Town and municipality in the state of Minas Gerais, Brazil

Location of Centralina in the state of Minas Gerais, Brazil

Centralina is a Brazilian municipality located in the west of the state of Minas Gerais. Its population as of 2020 was 10,346 living in a total area of 322 km2. The city belongs to the statistical mesoregion of Triângulo Mineiro and Alto Paranaíba and to the statistical microregion of Uberlândia. It became a municipality in 1954.

==Geography==
Centralina is located at an elevation of 474 meters in the north of the rich region known as the Triângulo Mineiro. It is on the eastern bank of the Paranaíba River, just southwest of the great hydroelectric station and reservoir of Itumbiara. The western limits of the municipality are the Paranaíba River and the boundary with the state of Goiás. The important regional center of Itumbiara is a short distance to the north. Federal highway BR-153, which links Uberlândia with Goiânia passes a few kilometers east of the town.

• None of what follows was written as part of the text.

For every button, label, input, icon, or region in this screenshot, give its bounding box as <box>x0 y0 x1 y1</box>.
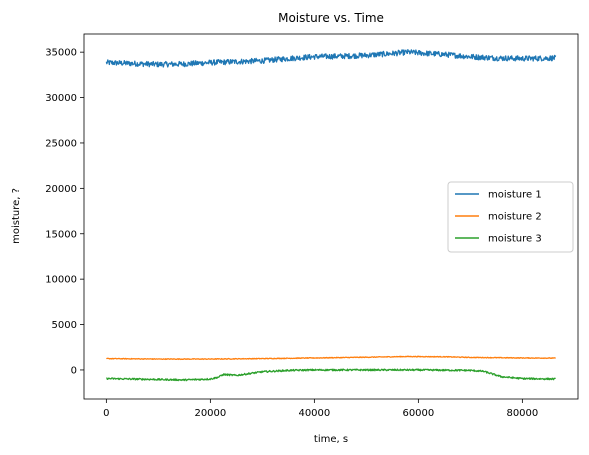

The distance to Uberlândia is 128 km; the distance to Itumbiara is 20 km; and the distance to Belo Horizonte is 665 km. Neighboring municipalities are: Araporã (N); Itumbiara [W]; Canápolis(S); Monte Alegre de Minas (E)

==Economy==
The main economic activities are industry, services, and agriculture, especially the growing of sugarcane. The GDP in 2005 was R$71,000.00, with 36,000.00 from services, 5,000.00 from industry, and 25,000.00 from agriculture. There were 216 rural producers on 24,000 hectares of land. 99 farms had tractors. The main crops were pineapple, bananas, cotton, sugarcane, soybeans, and corn. There were 15,800 head of cattle (2006).

==Municipal social indicators==
The social indicators rank it in the top tier of municipalities in the state.
- Municipal Human Development Index: 0.749 (2000)
- State ranking: 288 out of 853 municipalities as of 2000
- National ranking: 1,899 out of 5,138 municipalities as of 2000
- Literacy rate: 84%
- Life expectancy: 69 (average of males and females)

The highest ranking municipality in Minas Gerais in 2000 was Poços de Caldas with 0.841, while the lowest was Setubinha with 0.568. Nationally the highest was São Caetano do Sul in São Paulo with 0.919, while the lowest was Setubinha. In more recent statistics (considering 5,507 municipalities) Manari in the state of Pernambuco has the lowest rating in the country—0,467—putting it in last place.